Once when I was in 5th grade I was with my biological father for the weekend and he took me along to a dance of some sort. Near the end of the evening the DJ announced a dance contest, not the sort with the flattened cardboard boxes and baggy pants, rather the sort that required partners and smooth, slow dance moves, the sorts the late 70’s were known for. Some girl roughly my age and size had been dragged to the dance in the shadow of her parents as well, we’d sized one another up and gone to opposite sides of the basement ballroom with a bay window view of the ninth hole on some Tennessee golf course. I didn’t think, just walked smooth as you please across the floor to her, and we danced. We didn’t win, we barely moved, just stood there trying to emulate the pose the adults were doing, though not having a clue what sorts of fires the adults were actually trying to kindle. After the dance, though we didn’t win, the DJ called us out and gave each of us a record. Sure, it was a consolation prize for the munchkins, regardless I was thrilled. She took her record and disappeared, I took mine and sat against the wall waiting for bio-Dad to take me home, record held to my chest like a stone tablet from the vinyl gods.
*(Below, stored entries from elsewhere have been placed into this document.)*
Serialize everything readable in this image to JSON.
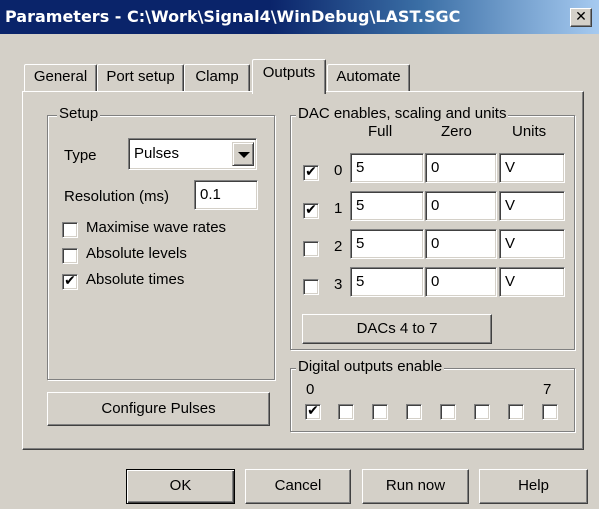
{
  "window": {
    "title": "Parameters - C:\\Work\\Signal4\\WinDebug\\LAST.SGC",
    "close_glyph": "✕"
  },
  "tabs": [
    "General",
    "Port setup",
    "Clamp",
    "Outputs",
    "Automate"
  ],
  "active_tab": "Outputs",
  "setup": {
    "legend": "Setup",
    "type_label": "Type",
    "type_value": "Pulses",
    "resolution_label": "Resolution (ms)",
    "resolution_value": "0.1",
    "checks": [
      {
        "label": "Maximise wave rates",
        "checked": false
      },
      {
        "label": "Absolute levels",
        "checked": false
      },
      {
        "label": "Absolute times",
        "checked": true
      }
    ]
  },
  "dac": {
    "legend": "DAC enables, scaling and units",
    "col_full": "Full",
    "col_zero": "Zero",
    "col_units": "Units",
    "rows": [
      {
        "index": "0",
        "enabled": true,
        "full": "5",
        "zero": "0",
        "units": "V"
      },
      {
        "index": "1",
        "enabled": true,
        "full": "5",
        "zero": "0",
        "units": "V"
      },
      {
        "index": "2",
        "enabled": false,
        "full": "5",
        "zero": "0",
        "units": "V"
      },
      {
        "index": "3",
        "enabled": false,
        "full": "5",
        "zero": "0",
        "units": "V"
      }
    ],
    "more_button": "DACs 4 to 7"
  },
  "digital": {
    "legend": "Digital outputs enable",
    "first_label": "0",
    "last_label": "7",
    "bits": [
      true,
      false,
      false,
      false,
      false,
      false,
      false,
      false
    ]
  },
  "configure_button": "Configure Pulses",
  "footer": {
    "ok": "OK",
    "cancel": "Cancel",
    "run_now": "Run now",
    "help": "Help"
  },
  "check_glyph": "✔"
}
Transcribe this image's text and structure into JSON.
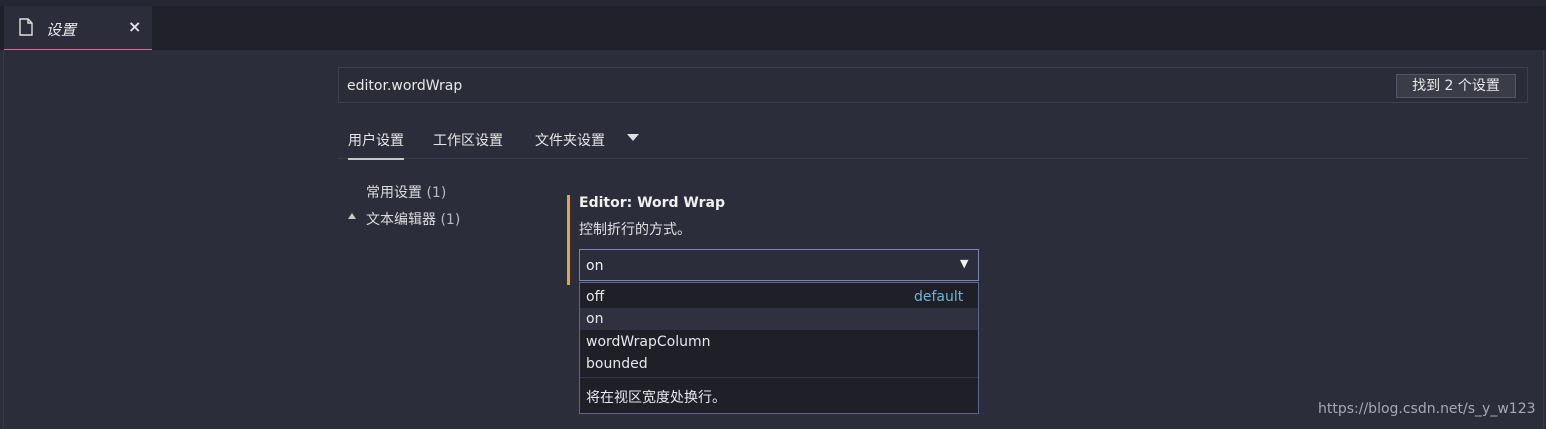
{
  "tab": {
    "label": "设置",
    "close_glyph": "×",
    "icon": "document-icon"
  },
  "search": {
    "value": "editor.wordWrap",
    "found_label": "找到 2 个设置"
  },
  "scope_tabs": [
    {
      "label": "用户设置",
      "active": true
    },
    {
      "label": "工作区设置",
      "active": false
    },
    {
      "label": "文件夹设置",
      "active": false
    }
  ],
  "toc": [
    {
      "label": "常用设置",
      "count": "(1)"
    },
    {
      "label": "文本编辑器",
      "count": "(1)"
    }
  ],
  "setting": {
    "title": "Editor: Word Wrap",
    "description": "控制折行的方式。",
    "current_value": "on",
    "options": [
      {
        "label": "off",
        "tag": "default"
      },
      {
        "label": "on",
        "tag": ""
      },
      {
        "label": "wordWrapColumn",
        "tag": ""
      },
      {
        "label": "bounded",
        "tag": ""
      }
    ],
    "option_description": "将在视区宽度处换行。"
  },
  "watermark": "https://blog.csdn.net/s_y_w123",
  "colors": {
    "accent_modified": "#e8a24e",
    "default_tag": "#6fb4d8",
    "tab_underline": "#d46a8a"
  }
}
I didn’t play the record until bio-Dad returned me to my regularly scheduled home. I don’t recall the artist, but what I do recall is that the first track on the A side was a stirring, surprisingly non-disco rendition of Phantom of the Opera. I don’t know if I actually ever listened to the rest of side A, or ever bothered to brave side B. I just listened to the power of that number over and over, sometimes braving a self-hug slow dance to try to recall how dizzingly amazing that dance with a stranger had been, though mostly for getting a prize for it, albeit consolation.